Preguntas frecuentes

¿Qué pasa si no puedo pagar una póliza de crédito?
Si al vencimiento de la póliza de crédito no puedes devolver el saldo dispuesto, el banco puede negarse a renovarla, exigir la devolución inmediata, aplicar intereses de demora y ejecutar garantías (avales, pignoraciones, etc.), y además esa situación suele reflejarse como mayor riesgo en CIRBE, lo que complica conseguir nueva financiación; por eso, si prevés problemas, conviene negociar con la entidad una refinanciación o transformar esa deuda en un préstamo a plazos más asumible.
¿Qué intereses tiene una póliza de crédito?
En una póliza de crédito el coste se compone de un tipo de interés aplicado al saldo utilizado (lo que realmente has dispuesto), más comisiones como la de apertura, la de estudio y la de no utilización o disponibilidad sobre la parte del límite que no usas, de forma que, bien gestionada, puede salir más económica para cubrir necesidades temporales de circulante que un préstamo clásico que se cobra sobre todo el capital desde el primer día.
¿Cómo afecta una póliza de crédito a la CIRBE y a la capacidad de mi empresa para solicitar otros préstamos en el futuro?

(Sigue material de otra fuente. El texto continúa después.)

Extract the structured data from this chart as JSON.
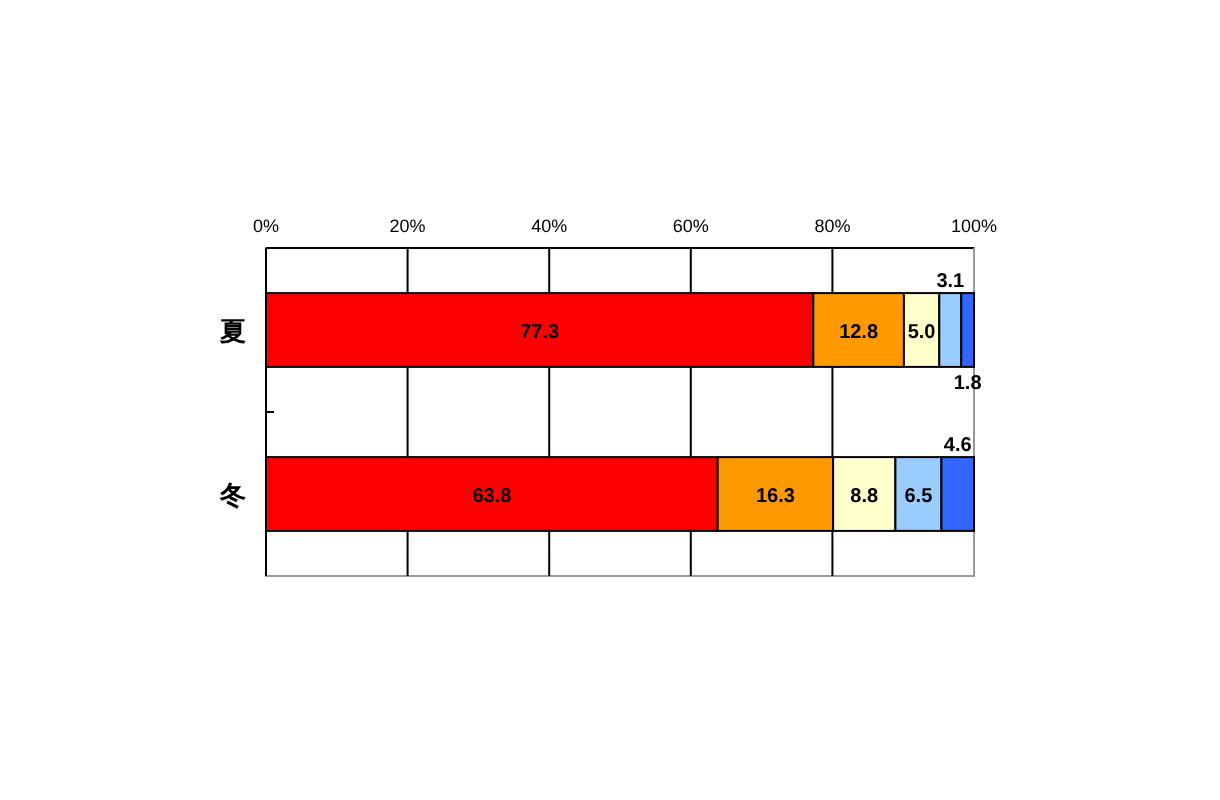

La póliza de crédito aparece en la CIRBE por su límite concedido y por el riesgo vivo, de modo que una póliza muy elevada o habitualmente al máximo incrementa el nivel de riesgo que ven otras entidades. Si la utilizas de forma razonable y mantienes un saldo medio moderado, la póliza se interpreta como una herramienta normal de gestión del circulante, pero si acumulas impagos, renovaciones forzadas o saldos permanentemente al tope, tu capacidad para obtener nuevos préstamos o mejores condiciones se reduce.
¿En qué se diferencia una póliza de crédito de otras herramientas de financiación del circulante, como el factoring, el confirming o el descuento de efectos?
La póliza de crédito te da liquidez “genérica” hasta un límite para cualquier necesidad de tesorería, mientras que el factoring y el descuento de efectos se apoyan en facturas o recibos concretos para adelantar el cobro de ventas, y el confirming se centra en facilitar el pago a proveedores. En otras palabras, la póliza de crédito se basa en tu línea global de riesgo y en tu comportamiento financiero, mientras que factoring, confirming o descuento utilizan documentos comerciales específicos como soporte de la financiación.
¿Qué errores cometen con más frecuencia las empresas cuando utilizan una póliza de crédito por primera vez?
Uno de los fallos más habituales es usar la póliza de crédito como si fuera un préstamo a largo plazo, manteniendo el saldo siempre al límite y sin un plan claro para ir reduciéndolo. A esto se suman otros errores como no revisar bien el coste real (intereses más comisiones), financiar inversiones duraderas con una herramienta pensada para el circulante, mezclar pagos recurrentes que deberían ir con otras fórmulas de financiación y no llevar un control mensual del saldo dispuesto, lo que al final acaba encareciendo la operación y restando margen de maniobra a la tesorería.
¿Tiene sentido que un profesional autónomo utilice una póliza de crédito para financiar su actividad diaria o hay productos más adecuados?
Para un autónomo puede tener lógica una póliza de crédito cuando trabaja con clientes que pagan a plazos y sufre picos de liquidez muy marcados, pero en muchos casos es más interesante valorar alternativas como una pequeña línea de crédito ligada a su cuenta profesional, una tarjeta de empresa con pago a fin de mes, micropréstamos para inversiones concretas o productos específicos para autónomos, que suelen tener importes más ajustados, menos comisiones fijas y un uso más sencillo si la facturación no es muy elevada o varía mucho según la época del año.